The man with the final word on design at one of the world’s biggest automakers sees a future dominated by self-driving boxes-on-wheels and souped-up sports cars.

For Simon Humphries, who as of this year oversees design globally across Toyota Motor’s namesake and luxury Lexus brands, mobility will follow two divergent paths. One is the e-Palette, a customizable robo-van he designed that’s capable of transporting anything from people to pizza. The other is the uncompromising car-of-your-dreams that you’ll be able to buy precisely because the modular vehicle takes care of your more mundane mobility needs.

Hired by the Japanese automaker as a designer in 1994, the 50-year-old Briton also did a brief stint at Sony, a company he remembers fondly, if nostalgically. He spoke with reporters at Toyota’s Nagoya office on Thursday after an annual round table event to introduce new executives.

How do you see cars, and car design, evolving?

Simon Humphries: Design has a responsibility to go beyond just styling, and present a viable story for the future. Toyota said it’s going to be a mobility provider, and that doesn’t necessarily mean four wheels. The boundaries between car makers, train makers, bicycle makers and whatever else are going to change. You need to go into it with an open mind. To suddenly think we might be moving into a future where we’re delivering cargo and mass transit at the same time, that’s a big mindset change for everybody.
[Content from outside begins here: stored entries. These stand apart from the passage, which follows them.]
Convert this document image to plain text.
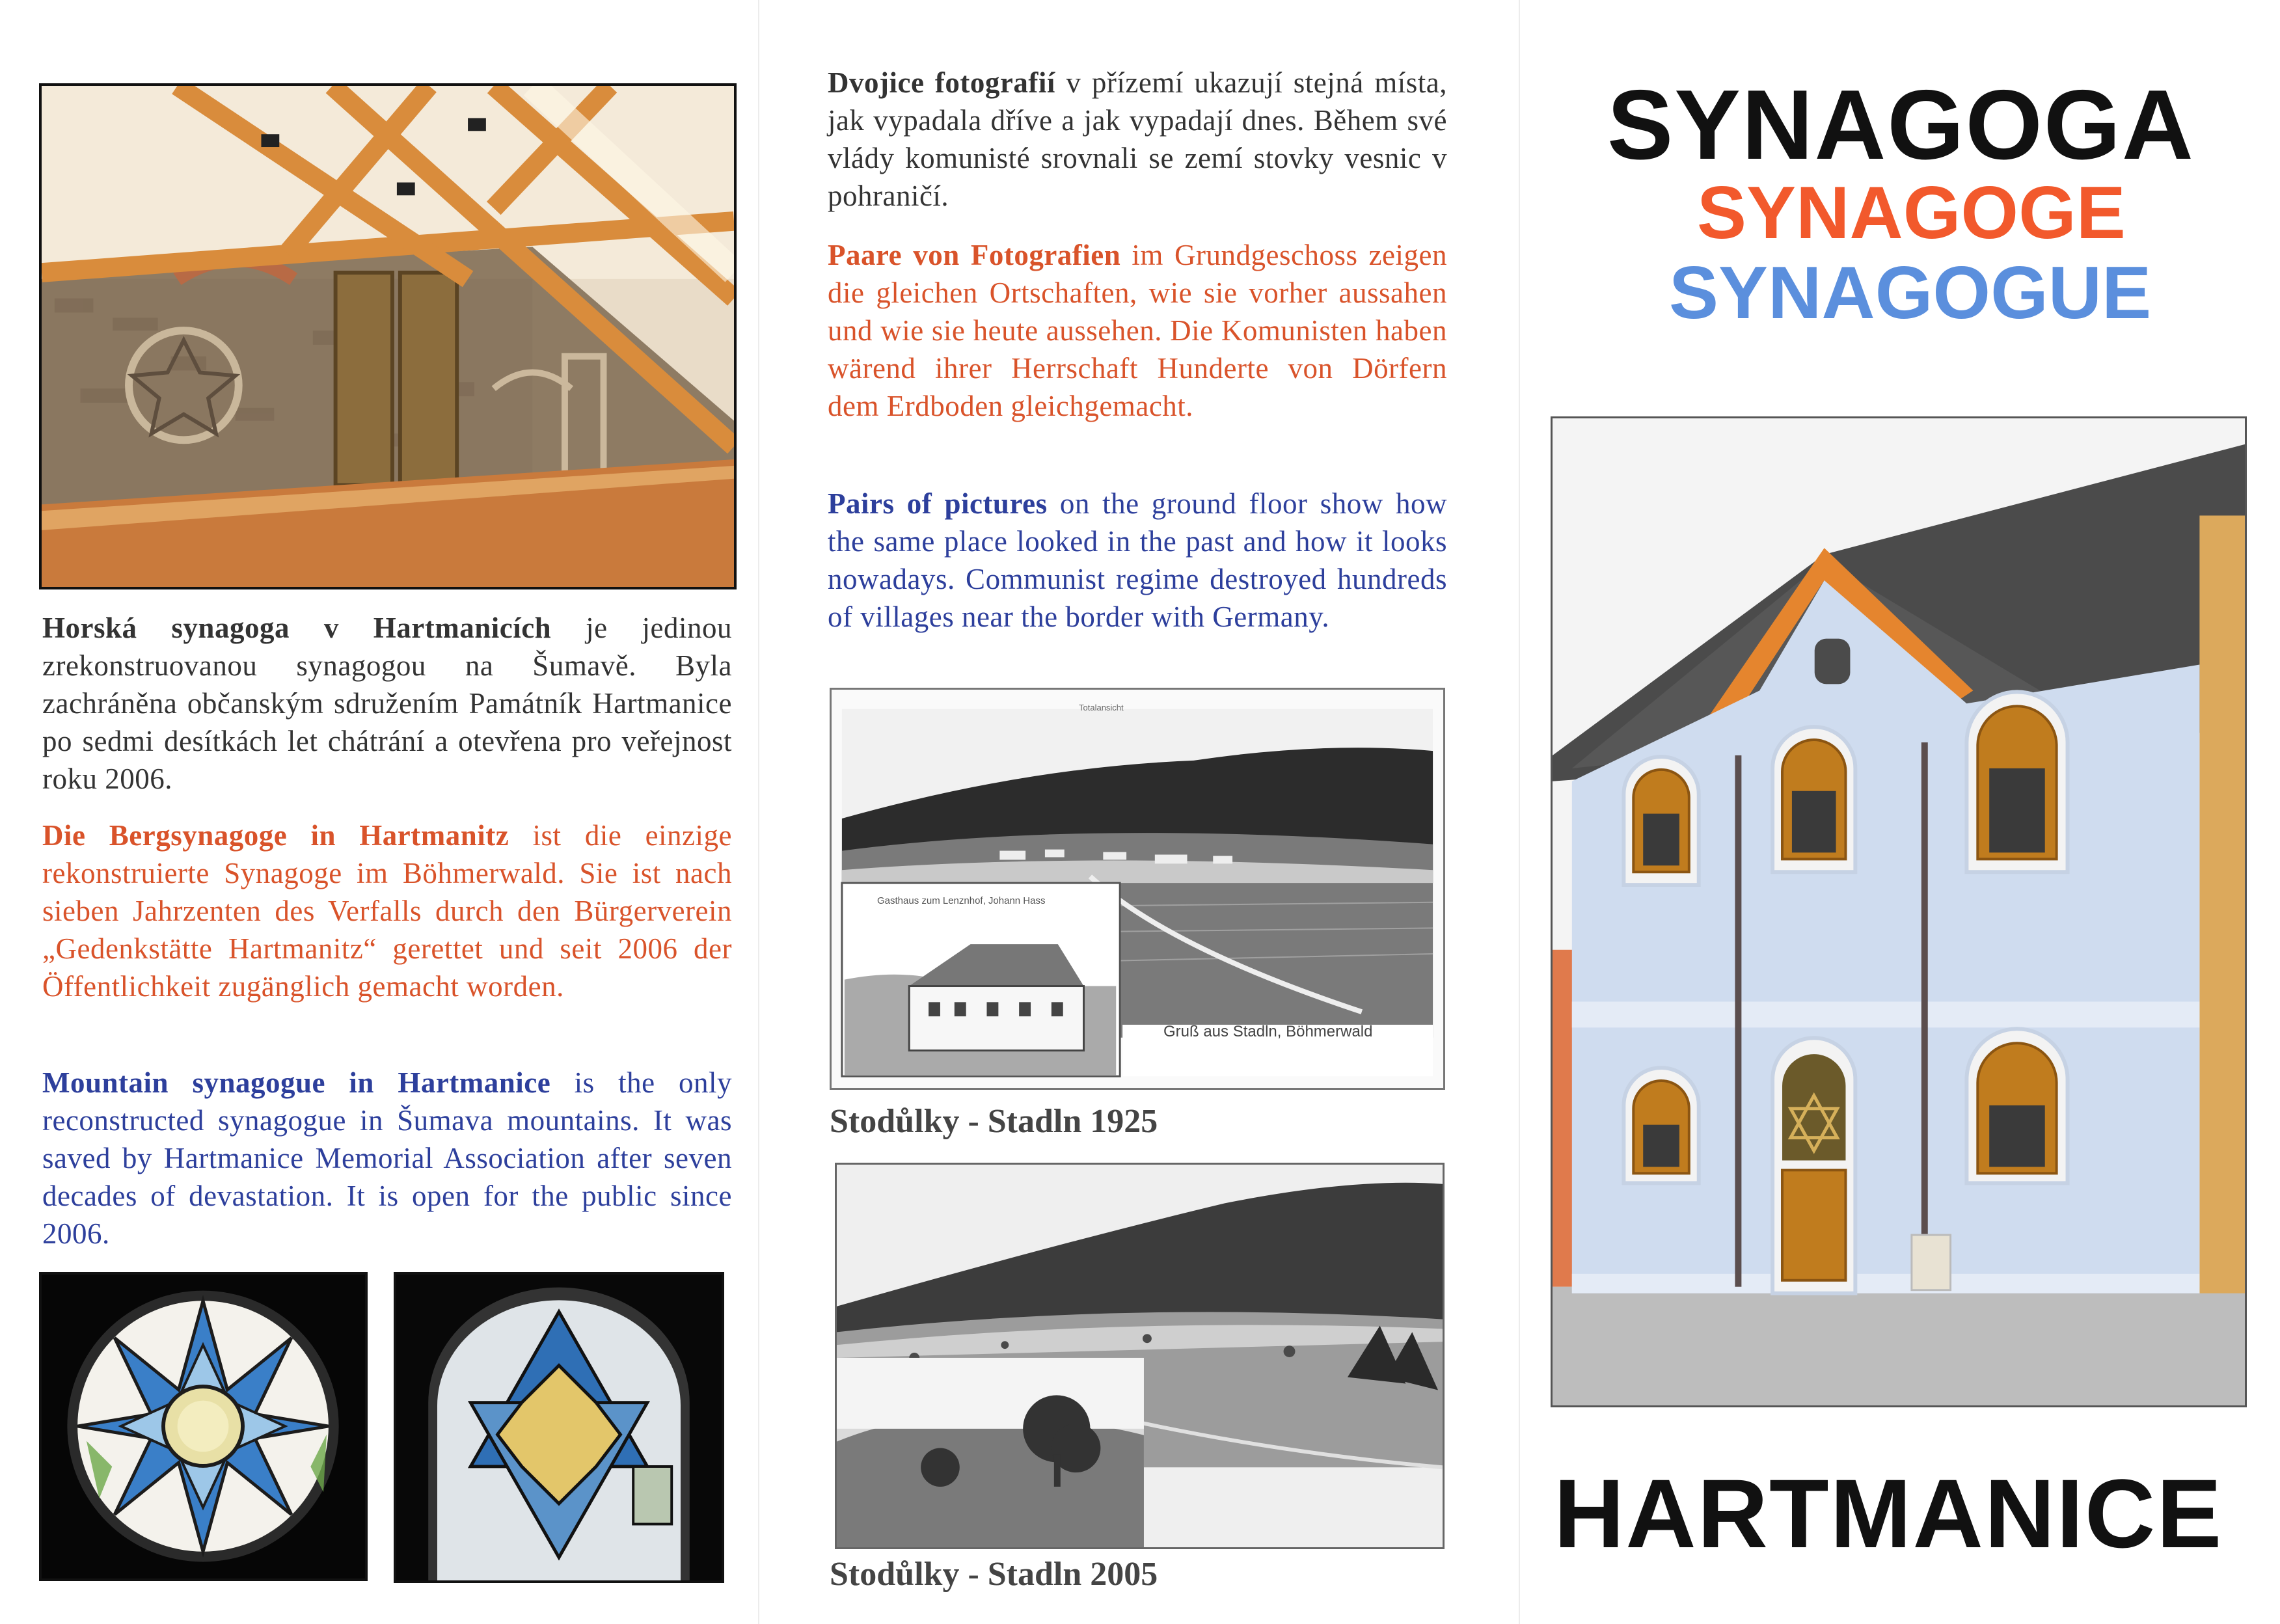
Horská synagoga v Hartmanicích je jedinou zrekonstruovanou synagogou na Šumavě. Byla zachráněna občanským sdružením Památník Hartmanice po sedmi desítkách let chátrání a otevřena pro veřejnost roku 2006.
Die Bergsynagoge in Hartmanitz ist die einzige rekonstruierte Synagoge im Böhmerwald. Sie ist nach sieben Jahrzenten des Verfalls durch den Bürgerverein „Gedenkstätte Hartmanitz“ gerettet und seit 2006 der Öffentlichkeit zugänglich gemacht worden.
Mountain synagogue in Hartmanice is the only reconstructed synagogue in Šumava mountains. It was saved by Hartmanice Memorial Association after seven decades of devastation. It is open for the public since 2006.
Dvojice fotografií v přízemí ukazují stejná místa, jak vypadala dříve a jak vypadají dnes. Během své vlády komunisté srovnali se zemí stovky vesnic v pohraničí.
Paare von Fotografien im Grundgeschoss zeigen die gleichen Ortschaften, wie sie vorher aussahen und wie sie heute aussehen. Die Komunisten haben wärend ihrer Herrschaft Hunderte von Dörfern dem Erdboden gleichgemacht.
Pairs of pictures on the ground floor show how the same place looked in the past and how it looks nowadays. Communist regime destroyed hundreds of villages near the border with Germany.
Totalansicht
Gasthaus zum Lenznhof, Johann Hass
Gruß aus Stadln, Böhmerwald
Stodůlky - Stadln 1925
Stodůlky - Stadln 2005
SYNAGOGA
SYNAGOGE
SYNAGOGUE
HARTMANICE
Read: Toyota Is Finally Adding Apple CarPlay

Does that raise the danger that mobility becomes commoditized?

When the majority of your transport needs are fulfilled by something like e-Palette, then the other side of it is you can buy a sports car that really is a sports car. A lot of the people who really like cars are worried about the future, but I see it the other way round. At the moment, the way we conceptualize cars is all based around an average. In other words, we buy a car that can do everything. If we end up with some kind of optimized transportation system, the cars that people purchase for themselves are going to be much more specific. There will be an emotional solution and a practical solution. So maybe the story is that the middle ground is increasingly going to disappear.

What happens to mass-market mainstays like the Camry?

What is the essence of a Camry? It’s the ultimate family car. The concept of the family is changing. In the future the iteration of the family car could be something quite different. We have to start thinking about that now. At the moment, everything in a car from a design point of view is based on a 100-year-old package — engine in the front, and a driver holding a steering wheel behind. When you don’t have to hold a steering wheel, the world is your oyster. You can change.

Read: That Giant New Toyota-Mazda Car Plant in Alabama Could End Up Even Bigger Than Expected

When will this vision of the future arrive?

I honestly don’t know, but what I will say is everything is starting to happen more quickly than people expected two or three years ago. When the tipping point seems to have occurred, it really starts to speed things up. I would say we’ve passed the tipping point. And now it’s a race.

Who are your role models in terms of design?

The type of design I always admired was Sony in the late eighties and early nineties. I think they had fantastic design in those days. They were completely focused on what they thought was best. The other one is Apple. They appear to have this unreachable goal that they’re always going to chase. When you have a company like that, you have to admire their work and their commitment. I’m not going to quote cars, because I’ll put my foot in it.